The launch of the company's second satellite Y1B will see the first MEA deployment of satellite based internet services. YahClick will begin in 2011 across 24 countries and bringing broadband service to anyone with a dish and modem.
"The dish will be around 75cm and smaller for some markets. This is about the same size as a regular TV dish. You connect that to a modem and you have a broadband connected.
The terminal that we are going to provide with our service can reach 100 Mb/s on downstream and 16 Mb/s on upstream. So it has the ability to support high-speed data rates, which means there is the possibility for some crossover into the broadcast industry," says Yahsat's Ahmed.
There is already interest in potential tie-ups with broadcasters and Ahmed reveals that Yahsat has appointed a team within the company dedicated to engineering ways to combine the broadcast and satellite broadband services.
"Both the broadcasters and Yahsat are interested in this. We are in talks with many companies in the US and in the region but we are pursuing this on several fronts.
"We will make an announcement about the future of our broadcast services early next year, before CABSAT," reveals Ahmed.
The YahClick service means broadband will be available in any location where the dish is connected. This means extending broadband penetration from modern urban centres, to anywhere with a power point.
"Satellites are a more suitable distribution method for broadband in this region. The existing availability is very poor and there is little investment happening in terrestrial infrastructure," says Ahmed.
"We will be able to cover Iraq, Sudan, Angola Saudi Arabia, Egypt, Nigeria so. Also, in parts of Africa People can pay more than $200 for a simple broadband connection. That creates a huge entry barrier."
Ahmed claims that Yahsat will be targeting a lower price point for the subscription and the hardware. If affordable broadband with full regional coverage does prove popular in the region, an interesting situation could arrive whereby the satellite operator provides broadcast and internet to the same dish, much the same as the telcos deliver these services over a single cable installation.

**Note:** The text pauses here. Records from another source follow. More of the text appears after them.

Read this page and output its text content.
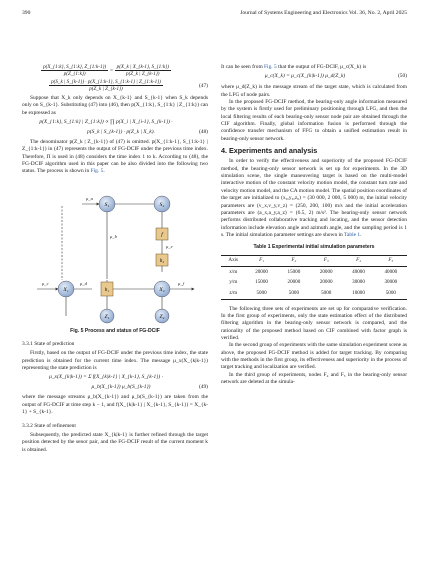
390	Journal of Systems Engineering and Electronics Vol. 36, No. 2, April 2025
$\frac{p(X\_\{1:k\}, S\_\{1:k\}, Z\_\{1:k-1\})}{p(Z\_\{1:k\})} = \frac{p(X\_k | X\_\{k-1\}, S\_\{1:k\})}{p(Z\_k | Z\_\{k-1\})}$
$\frac{p(S\_k | S\_\{k-1\}) \cdot p(X\_\{1:k-1\}, S\_\{1:k-1\} | Z\_\{1:k-1\})}{p(Z\_k | Z\_\{k-1\})}$	(47)

Suppose that X_k only depends on X_{k-1} and S_{k-1} when S_k depends only on S_{k-1}. Substituting (47) into (46), then p(X_{1:k}, S_{1:k} | Z_{1:k}) can be expressed as

p(X_{1:k}, S_{1:k} | Z_{1:k}) ∝ ∏ p(X_i | X_{i-1}, S_{k-1}) ·
p(S_k | S_{k-1}) · p(Z_k | X_k).	(48)

The denominator p(Z_k | Z_{k-1}) of (47) is omitted. p(X_{1:k-1}, S_{1:k-1} | Z_{1:k-1}) in (47) represents the output of FG-DCIF under the previous time index. Therefore, Π is used in (48) considers the time index 1 to k. According to (48), the FG-DCIF algorithm used in this paper can be also divided into the following two status. The process is shown in Fig. 5.

S₁	S₂
X₁	X₂
Z₁	Z₂
h₁
f
h₂
μ_a
μ_b
μ_c	μ_d
μ_e
μ_f
Fig. 5 Process and status of FG-DCIF
3.3.1 State of prediction

Firstly, based on the output of FG-DCIF under the previous time index, the state prediction is obtained for the current time index. The message μ_x(X_{k|k-1}) representing the state prediction is

μ_x(X_{k|k-1}) = Σ f(X_{k|k-1} | X_{k-1}, S_{k-1}) ·
μ_b(X_{k-1}) μ_b(S_{k-1})	(49)

where the message streams μ_b(X_{k-1}) and μ_b(S_{k-1}) are taken from the output of FG-DCIF at time step k − 1, and f(X_{k|k-1} | X_{k-1}, S_{k-1}) = X_{k-1} + S_{k-1}.

3.3.2 State of refinement

Subsequently, the predicted state X_{k|k-1} is further refined through the target position detected by the senor pair, and the FG-DCIF result of the current moment k is obtained.

It can be seen from Fig. 5 that the output of FG-DCIF, μ_c(X_k) is

μ_c(X_k) = μ_c(X_{k|k-1}) μ_d(Z_k)	(50)

where μ_d(Z_k) is the message stream of the target state, which is calculated from the LFG of node pairs.

In the proposed FG-DCIF method, the bearing-only angle information measured by the system is firstly used for preliminary positioning through LFG, and then the local filtering results of each bearing-only sensor node pair are obtained through the CIF algorithm. Finally, global information fusion is performed through the confidence transfer mechanism of FFG to obtain a unified estimation result in bearing-only sensor network.

4. Experiments and analysis

In order to verify the effectiveness and superiority of the proposed FG-DCIF method, the bearing-only sensor network is set up for experiments. In the 3D simulation scene, the single maneuvering target is based on the multi-model interactive motion of the constant velocity motion model, the constant turn rate and velocity motion model, and the CA motion model. The spatial position coordinates of the target are initialized to (x₀,y₀,z₀) = (30 000, 2 000, 5 000) m, the initial velocity parameters are (v_x,v_y,v_z) = (250, 200, 100) m/s and the initial acceleration parameters are (a_x,a_y,a_z) = (6.5, 2) m/s². The bearing-only sensor network performs distributed collaborative tracking and locating, and the sensor detection information include elevation angle and azimuth angle, and the sampling period is 1 s. The initial simulation parameter settings are shown in Table 1.

Table 1 Experimental initial simulation parameters
Axis	F₁	F₂	F₃	F₄	F₅
x/m	20000	15000	20000	40000	40000
y/m	15000	20000	20000	30000	30000
z/m	5000	5000	5000	10000	5000

The following three sets of experiments are set up for comparative verification. In the first group of experiments, only the state estimation effect of the distributed filtering algorithm in the bearing-only sensor network is compared, and the rationality of the proposed method based on CIF combined with factor graph is verified.

In the second group of experiments with the same simulation experiment scene as above, the proposed FG-DCIF method is added for target tracking. By comparing with the methods in the first group, its effectiveness and superiority in the process of target tracking and localization are verified.

In the third group of experiments, nodes F₄ and F₅ in the bearing-only sensor network are deleted at the simula-
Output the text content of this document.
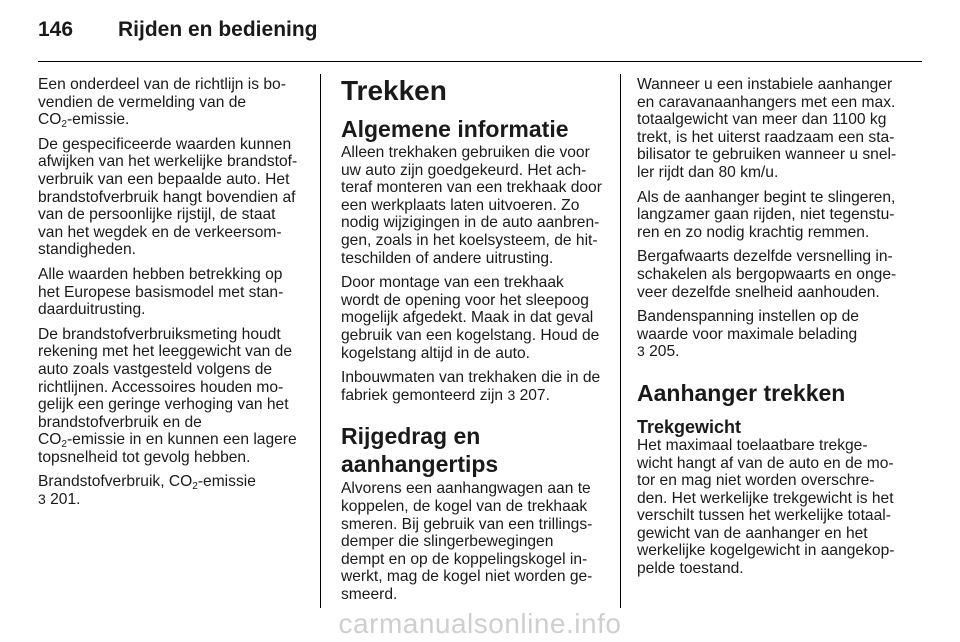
146 Rijden en bediening

Een onderdeel van de richtlijn is bo-
vendien de vermelding van de
$CO_2$-emissie.

De gespecificeerde waarden kunnen
afwijken van het werkelijke brandstof-
verbruik van een bepaalde auto. Het
brandstofverbruik hangt bovendien af
van de persoonlijke rijstijl, de staat
van het wegdek en de verkeersom-
standigheden.

Alle waarden hebben betrekking op
het Europese basismodel met stan-
daarduitrusting.

De brandstofverbruiksmeting houdt
rekening met het leeggewicht van de
auto zoals vastgesteld volgens de
richtlijnen. Accessoires houden mo-
gelijk een geringe verhoging van het
brandstofverbruik en de
$CO_2$-emissie in en kunnen een lagere
topsnelheid tot gevolg hebben.

Brandstofverbruik, $CO_2$-emissie
3 201.

Trekken
Algemene informatie

Alleen trekhaken gebruiken die voor
uw auto zijn goedgekeurd. Het ach-
teraf monteren van een trekhaak door
een werkplaats laten uitvoeren. Zo
nodig wijzigingen in de auto aanbren-
gen, zoals in het koelsysteem, de hit-
teschilden of andere uitrusting.

Door montage van een trekhaak
wordt de opening voor het sleepoog
mogelijk afgedekt. Maak in dat geval
gebruik van een kogelstang. Houd de
kogelstang altijd in de auto.

Inbouwmaten van trekhaken die in de
fabriek gemonteerd zijn 3 207.

Rijgedrag en
aanhangertips

Alvorens een aanhangwagen aan te
koppelen, de kogel van de trekhaak
smeren. Bij gebruik van een trillings-
demper die slingerbewegingen
dempt en op de koppelingskogel in-
werkt, mag de kogel niet worden ge-
smeerd.

Wanneer u een instabiele aanhanger
en caravanaanhangers met een max.
totaalgewicht van meer dan 1100 kg
trekt, is het uiterst raadzaam een sta-
bilisator te gebruiken wanneer u snel-
ler rijdt dan 80 km/u.

Als de aanhanger begint te slingeren,
langzamer gaan rijden, niet tegenstu-
ren en zo nodig krachtig remmen.

Bergafwaarts dezelfde versnelling in-
schakelen als bergopwaarts en onge-
veer dezelfde snelheid aanhouden.

Bandenspanning instellen op de
waarde voor maximale belading
3 205.

Aanhanger trekken
Trekgewicht

Het maximaal toelaatbare trekge-
wicht hangt af van de auto en de mo-
tor en mag niet worden overschre-
den. Het werkelijke trekgewicht is het
verschilt tussen het werkelijke totaal-
gewicht van de aanhanger en het
werkelijke kogelgewicht in aangekop-
pelde toestand.

carmanualsonline.info
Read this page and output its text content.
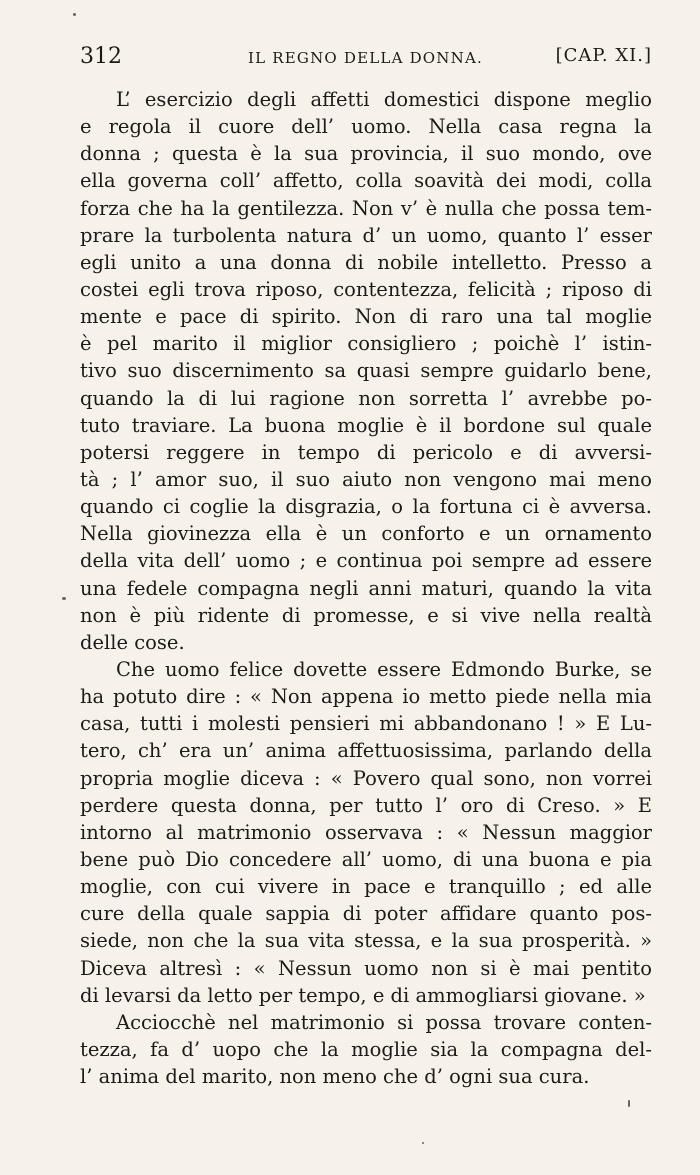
312	IL REGNO DELLA DONNA.	[CAP. XI.]
L’ esercizio degli affetti domestici dispone meglio
e regola il cuore dell’ uomo. Nella casa regna la
donna ; questa è la sua provincia, il suo mondo, ove
ella governa coll’ affetto, colla soavità dei modi, colla
forza che ha la gentilezza. Non v’ è nulla che possa tem-
prare la turbolenta natura d’ un uomo, quanto l’ esser
egli unito a una donna di nobile intelletto. Presso a
costei egli trova riposo, contentezza, felicità ; riposo di
mente e pace di spirito. Non di raro una tal moglie
è pel marito il miglior consigliero ; poichè l’ istin-
tivo suo discernimento sa quasi sempre guidarlo bene,
quando la di lui ragione non sorretta l’ avrebbe po-
tuto traviare. La buona moglie è il bordone sul quale
potersi reggere in tempo di pericolo e di avversi-
tà ; l’ amor suo, il suo aiuto non vengono mai meno
quando ci coglie la disgrazia, o la fortuna ci è avversa.
Nella giovinezza ella è un conforto e un ornamento
della vita dell’ uomo ; e continua poi sempre ad essere
una fedele compagna negli anni maturi, quando la vita
non è più ridente di promesse, e si vive nella realtà
delle cose.
Che uomo felice dovette essere Edmondo Burke, se
ha potuto dire : « Non appena io metto piede nella mia
casa, tutti i molesti pensieri mi abbandonano ! » E Lu-
tero, ch’ era un’ anima affettuosissima, parlando della
propria moglie diceva : « Povero qual sono, non vorrei
perdere questa donna, per tutto l’ oro di Creso. » E
intorno al matrimonio osservava : « Nessun maggior
bene può Dio concedere all’ uomo, di una buona e pia
moglie, con cui vivere in pace e tranquillo ; ed alle
cure della quale sappia di poter affidare quanto pos-
siede, non che la sua vita stessa, e la sua prosperità. »
Diceva altresì : « Nessun uomo non si è mai pentito
di levarsi da letto per tempo, e di ammogliarsi giovane. »
Acciocchè nel matrimonio si possa trovare conten-
tezza, fa d’ uopo che la moglie sia la compagna del-
l’ anima del marito, non meno che d’ ogni sua cura.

This would mean once the satellite capacity was in place, consumers could opt-in for a broadband package that included TV services. They would use their internet connection to stream their TV signal but would negate the need for a separate TV dedicated transponder on the satellite.
Yahsat's plans have piqued the interest of US content owners suggesting that they may now be looking at satellite broadband as a platform that allows them to access the Middle East and African markets directly through internet, rather than via an existing, regional aggregator.
Speeds of 16Mb/s are certainly enough for HD. If the major studios cannot find an outlet for the HD versions of their prime TV series in the region, they could choose to distribute online themselves.
Away from speculation surrounding the actual composition of these services, Ahmed is keen to assert the role that Yahsat is looking to assume in the broadcast industry.
"Our presence will trigger major new momentum because of the system design that we have and the strategy partnerships that we will be launching," says Ahmed. "We have a good relationship with both Dubai Media City and the new Abu Dhabi Media Zone and have had a good reception from them."
SAT revenues rocket
Research firm Euroconsult recently estimated worldwide revenue growth in the satellite industry at 9.5 percent reaching US$8.9 billion last year. The report attributed much of this growth to the emerging digital markets.
"Demand for satellite capacity for digital TV broadcasting accelerated further still last year, due to the addition of both standard and high definition channels," says Pacôme Revillon, managing director at Euroconsult. "Capacity usage for TV services increased by 13 percent, with more than 21,000 channels now broadcast by satellite."
The research also predicted an annual revenue of $14.4 billion by 2017 with consumer broadband services viewed as the main drover for this continued growth.